There are plenty of talented artists out there, but what sets Jean Rohe apart are the suppleness of her voice, the integrity of her vision, and the grace she shows in her wide-ranging journeys across the musical landscape. --John Platt, WFUV New York

Jean Rohe is a multi-lingual singer, storyteller, and composer, mixing aesthetic approaches from jazz, folk, and Brazilian traditions. Her one-of-a-kind narrative songs, which range from fantastical riffs on old folktales to phonojournalism, a genre of her own invention, have won recognition from ASCAP and the New York Songwriters Circle, and her refreshingly candid performance won her the audience prize at the Montreux Jazz Festival. Often at the helm of her genre-bending band, The End of the World Show, Jean is the product of both a nurturing folk music community in her childhood, as well as the vibrant New York improvised music scene--it is not unusual to find Jean and her band in a downtown jazz club inviting a disarmed audience to sing boisterous choruses. Likewise, her sophisticated songwriting and arranging have found a home at folk music festivals around the country.
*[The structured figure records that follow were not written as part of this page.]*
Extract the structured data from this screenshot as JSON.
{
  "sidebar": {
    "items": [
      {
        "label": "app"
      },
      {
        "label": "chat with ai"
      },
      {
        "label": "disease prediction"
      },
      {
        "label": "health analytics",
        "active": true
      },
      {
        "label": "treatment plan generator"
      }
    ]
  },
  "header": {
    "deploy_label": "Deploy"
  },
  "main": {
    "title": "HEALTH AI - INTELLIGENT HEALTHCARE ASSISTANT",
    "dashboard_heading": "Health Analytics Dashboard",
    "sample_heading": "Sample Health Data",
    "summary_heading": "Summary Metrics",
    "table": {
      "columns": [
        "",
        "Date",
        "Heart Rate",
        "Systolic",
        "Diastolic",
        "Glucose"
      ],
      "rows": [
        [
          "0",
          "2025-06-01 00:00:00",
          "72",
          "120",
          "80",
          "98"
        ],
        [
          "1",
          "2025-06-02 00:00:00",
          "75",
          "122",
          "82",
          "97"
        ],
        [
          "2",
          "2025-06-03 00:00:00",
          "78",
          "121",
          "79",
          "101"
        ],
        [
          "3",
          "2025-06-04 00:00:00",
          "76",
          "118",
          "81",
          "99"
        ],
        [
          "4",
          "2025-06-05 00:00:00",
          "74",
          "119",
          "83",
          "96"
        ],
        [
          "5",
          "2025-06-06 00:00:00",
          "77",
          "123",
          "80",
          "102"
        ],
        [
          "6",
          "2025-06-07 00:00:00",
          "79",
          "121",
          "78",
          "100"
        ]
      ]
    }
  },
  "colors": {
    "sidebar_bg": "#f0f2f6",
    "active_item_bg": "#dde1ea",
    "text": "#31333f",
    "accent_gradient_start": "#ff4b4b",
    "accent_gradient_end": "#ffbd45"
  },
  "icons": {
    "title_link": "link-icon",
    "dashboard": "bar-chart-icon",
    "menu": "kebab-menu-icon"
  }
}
She has performed with the Billboard-charting alt-country group Calexico, has been featured on New York Public Radio, and co-wrote and performed the music for the feature film Noise (2004). A recent recipient of the prestigious MacDowell Fellowship, she is currently working on her second album, with production help from Liam Robinson and Todd Sickafoose (Ani DiFranco, Anas Mitchell), that showcases her intricately crafted arrangements for her band. It is set for release on Oct 22nd.